The Kenya BioVax Institute, one of the newest State agencies, will be leading the country to realise the dream of locally manufacturing human vaccines.
It is speeding up efforts to have Kenya package vaccines locally in the next four years, the first step to locally manufacturing them.
Business Daily talked with the first substantive CEO of the agency, Michael Lusiola, formerly director of patient safety at AstraZeneca. He spoke on what it will take Kenya in its quest to start local manufacturing of vaccines.
What is the role of the Kenya BioVax Institute?
The agency has two mandates: manufacturing and commercialisation of vaccines, therapeutics and diagnostics. We also work with research institutions like universities and the Kenya Medical Research Institute (Kemri) to commercialise research outputs.
How are vaccines produced?
Vaccine manufacturing happens in two steps, upstream and downstream. Upstream involves research and development around a substance. You have to isolate, test the vaccines, propagate, purify and package them.
Downstream, you bring vaccines in bulk then formulate them, dilute and add preservatives and increase the volumes. For example, think of importing 10 litres of a drug substance and multiplying this to 100, 000 litres. You purify it to become a drug, essentially a vaccine.
How will Kenya undertake vaccine production?
BioVax will start with the fill and finish (packaging) as we build expertise for the upstream. We will be getting the drug substance from a partner then we do formulation, fill and finish.
By 2027 we should be rolling out a drug product for the masses even if for initial testing of the market.
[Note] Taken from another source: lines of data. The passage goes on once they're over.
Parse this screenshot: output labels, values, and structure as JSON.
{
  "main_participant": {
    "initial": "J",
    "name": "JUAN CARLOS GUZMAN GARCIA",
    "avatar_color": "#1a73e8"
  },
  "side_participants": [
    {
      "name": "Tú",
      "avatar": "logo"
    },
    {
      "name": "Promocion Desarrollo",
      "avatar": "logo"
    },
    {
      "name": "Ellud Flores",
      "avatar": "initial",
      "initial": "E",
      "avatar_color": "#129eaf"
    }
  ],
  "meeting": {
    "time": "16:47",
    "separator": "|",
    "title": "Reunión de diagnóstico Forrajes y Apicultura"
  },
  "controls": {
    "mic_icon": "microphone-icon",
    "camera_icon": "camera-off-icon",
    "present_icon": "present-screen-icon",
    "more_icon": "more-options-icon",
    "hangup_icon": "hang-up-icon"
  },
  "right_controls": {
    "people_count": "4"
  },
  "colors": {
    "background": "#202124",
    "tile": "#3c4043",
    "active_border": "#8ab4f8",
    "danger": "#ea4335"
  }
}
Why 2027 and not any other year?
The 2027 date is key for Kenya because that is the year when the Global Alliance for Vaccines and Immunisation (Gavi) is expected to leave the region and that means Kenya must have a backup.
Gavi and Unicef fund providenabout 88 percent of the vaccines and immunisation programmes in Kenya with the Treasury providing 12 percent.
Without our own facility to at least package vaccines, we are looking at billions of shillings that the Treasury must provide to plug the gap created by the exit of Gavi and Unicef.
Will Kenya’s vaccine production be need-based?
The plan is to have enough vaccines readily available for primary immunisation (childhood). These vaccines are on the list of essential medicines as recommended by the World Health Organisation (WHO).
Are there African nations producing vaccines?
South Africa is ahead in the process while Senegal is also advanced especially in yellow fever vaccines.
This vaccine production journey is being coordinated by the African Centre for Disease Control, where we have 11 countries that are active and Kenya is one of them. Every country should do something different; if Senegal does yellow fever, Kenya should focus on another vaccine.
What are the current vaccine needs for Kenya annually?
We need about 25 million doses of the essential vaccines, and this is going up considering we have newborn babies every year.
Then East Africa needs 200 million doses per year for primary immunisation.
What are some of the anticipated impacts of local vaccine packaging and production?
We will get returns within six to 10 years and a key winner here will be for Treasury. At the moment Treasury spends about Sh4 billion to support the 12 percent of the vaccination programme. Gavi and Unicef spend about Sh32 billion to support the Treasury and their exit means a burden of Sh36 billion on Treasury alone.
You served at AstraZeneca for 16 years. How is this stint helping you as CEO of BioVax Institute?
My time at AstraZeneca helped me build my passion and expertise in highly specialised field as vaccine production.
What are the challenges facing Kenya in the quest to start vaccine production locally?
There are three main problems and one is the financing aspect. Vaccine production is capital-intensive. The regulatory framework also needs to be very well regulated. The third one is about human resources and being a new concept to Kenya, getting the right people locally is a bit of a challenge.
What is the cost of setting up a vaccine production?
From our benchmarking, it will cost about 89 million euros (Sh14.18 billion) to set up a facility with two-filling lines. We will start with two filling lines to adequately support the vaccine needs we have.
Which partners is BioVax counting on to succeed in this journey?
We are expecting very good financial support from the World Bank and WHO technology transfer.
The Bill and Melinda Gates Foundation and the Clinton Health are also supporting us. This support in addition to allocations from Treasury will make BioVax achieve this ambition.